Verdi war mit der Forderung einer 6%-igen Entgelterhöhung bei einer Laufzeit von 12 Monaten in die Verhandlungen gegangen. Zwar fällt das Lohnplus nun sogar 2 Prozent höher aus, allerdings soll die Laufzeit des Tarifvertrags im Gegenzug fast 3-mal länger sein als ursprünglich von der Gewerkschaft angestrebt.
Jahressonderzahlung bleibt festgeschrieben, strukturelle Verbesserungen, Plus für Praktikanten und Pflegekräfte
Die Jahressonderzahlung wird nicht parallel zu den geplanten Entgelterhöhungen ansteigen. Vereinbart wurde, dass sie bis 2022 weiterhin auf Grundlage der Entgeltwerte von 2018 berechnet wird.
Hintergrund sind die Verhandlungen über strukturelle Verbesserungen in der Entgeltordnung, die es z.B. ermöglichen, einige Beschäftigte unter bestimmten Voraussetzungen höher einzugruppieren. Die Einsparung bei der Jahressonderzahlung soll die Hälfte der dafür anfallenden Mehrkosten ausgleichen.
Auch Auszubildende und Praktikanten sollen mehr Geld erhalten: Für Januar 2019 und 2020 sind Erhöhungen um jeweils 50 Euro geplant. Außerdem erhalten sie einen zusätzlichen Urlaubstag – und sind mit 30 Urlaubstagen nun den Beschäftigten gleichgestellt. Auch die Übernahmeregelung für Azubis wird für zwei Jahre wieder in Kraft gesetzt.
Die Pflegetabelle wird zusätzlich zu den vereinbarten Entgelterhöhungen um weitere 120 Euro aufgestockt.
Positives Echo bei den Gewerkschaften
Der Verhandlungsführer der Länder, Matthias Kollatz, bezeichnete die Tarifeinigung als "guten Kompromiss". Insbesondere lobte er die gute Planungssicherheit aufgrund der langen Laufzeit.

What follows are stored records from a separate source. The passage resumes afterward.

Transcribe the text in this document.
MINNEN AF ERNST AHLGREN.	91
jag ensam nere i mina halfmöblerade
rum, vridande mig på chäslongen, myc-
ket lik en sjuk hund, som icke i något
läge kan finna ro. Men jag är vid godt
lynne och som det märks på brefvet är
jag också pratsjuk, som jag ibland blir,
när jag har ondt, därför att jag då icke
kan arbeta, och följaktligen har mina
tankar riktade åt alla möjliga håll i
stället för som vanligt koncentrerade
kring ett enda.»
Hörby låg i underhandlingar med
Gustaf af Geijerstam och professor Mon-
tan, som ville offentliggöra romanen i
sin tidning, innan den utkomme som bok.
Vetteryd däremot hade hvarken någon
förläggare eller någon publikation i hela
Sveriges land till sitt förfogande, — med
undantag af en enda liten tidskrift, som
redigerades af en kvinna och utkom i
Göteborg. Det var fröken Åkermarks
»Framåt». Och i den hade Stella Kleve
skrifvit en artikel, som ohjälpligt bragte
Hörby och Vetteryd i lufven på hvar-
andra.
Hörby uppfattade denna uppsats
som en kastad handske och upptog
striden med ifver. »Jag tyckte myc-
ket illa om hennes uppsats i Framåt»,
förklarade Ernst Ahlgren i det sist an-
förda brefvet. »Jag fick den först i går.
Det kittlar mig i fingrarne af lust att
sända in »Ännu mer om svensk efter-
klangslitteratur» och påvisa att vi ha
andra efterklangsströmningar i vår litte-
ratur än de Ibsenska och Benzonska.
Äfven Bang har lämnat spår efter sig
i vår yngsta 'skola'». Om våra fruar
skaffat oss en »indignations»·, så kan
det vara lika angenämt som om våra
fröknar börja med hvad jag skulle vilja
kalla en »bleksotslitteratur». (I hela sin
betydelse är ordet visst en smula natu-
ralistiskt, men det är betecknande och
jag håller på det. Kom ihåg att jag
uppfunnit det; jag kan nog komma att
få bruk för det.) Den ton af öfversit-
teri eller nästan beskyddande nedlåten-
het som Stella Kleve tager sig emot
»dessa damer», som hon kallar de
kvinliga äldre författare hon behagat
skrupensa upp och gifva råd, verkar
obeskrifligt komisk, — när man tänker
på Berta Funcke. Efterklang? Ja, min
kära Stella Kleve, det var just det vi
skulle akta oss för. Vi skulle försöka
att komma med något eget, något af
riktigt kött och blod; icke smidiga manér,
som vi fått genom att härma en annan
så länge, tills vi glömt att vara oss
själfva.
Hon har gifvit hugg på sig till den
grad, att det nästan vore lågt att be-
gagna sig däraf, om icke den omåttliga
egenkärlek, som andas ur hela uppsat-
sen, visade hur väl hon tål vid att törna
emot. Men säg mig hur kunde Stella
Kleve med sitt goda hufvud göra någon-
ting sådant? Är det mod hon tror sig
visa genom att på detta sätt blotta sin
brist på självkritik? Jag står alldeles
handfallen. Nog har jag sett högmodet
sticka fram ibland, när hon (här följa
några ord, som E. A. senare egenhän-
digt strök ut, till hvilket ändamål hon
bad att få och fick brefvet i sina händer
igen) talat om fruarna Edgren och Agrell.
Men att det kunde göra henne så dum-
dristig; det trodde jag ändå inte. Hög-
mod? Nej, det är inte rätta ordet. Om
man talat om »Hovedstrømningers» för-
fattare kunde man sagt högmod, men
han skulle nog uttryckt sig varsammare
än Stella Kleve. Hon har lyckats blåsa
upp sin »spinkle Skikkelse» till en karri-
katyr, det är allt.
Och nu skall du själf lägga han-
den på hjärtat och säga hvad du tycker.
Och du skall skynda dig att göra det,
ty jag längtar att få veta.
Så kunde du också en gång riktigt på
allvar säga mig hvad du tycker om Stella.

Verdi-Chef Frank Bsirske zeigte sich nach den Verhandlungen ebenfalls sehr zufrieden: Es sei das beste Ergebnis für einen Lohnabschluss im Länderbereich seit vielen Jahren. Auch die Gewerkschaft Erziehung und Wissenschaft (GEW) bezeichnete den Abschluss als "ordentlich".
Der Vorsitzende des deutschen Beamtenbunds (dbb), Ulrich Silberbach, ist hingegen nur teilweise zufrieden. Um dem Fachkräftemangel zu begegnen, gingen die geplanten Erhöhungen gerade bei den begehrten Ingenieuren und IT-Fachleuten nicht weit genug.
Wie gut der öffentliche Dienst tatsächlich mit der Privatwirtschaft konkurrieren kann, wird in den kommenden Jahren immer mehr zur Schlüsselfrage. Ende 2018 waren bereits rund 24.000 Stellen im öffentlichen Dienst der Länder unbesetzt. Verdi schätzt, dass in den kommenden zehn Jahren jeder vierte Beschäftigte des öffentlichen Diensts in den Ruhestand gehen wird.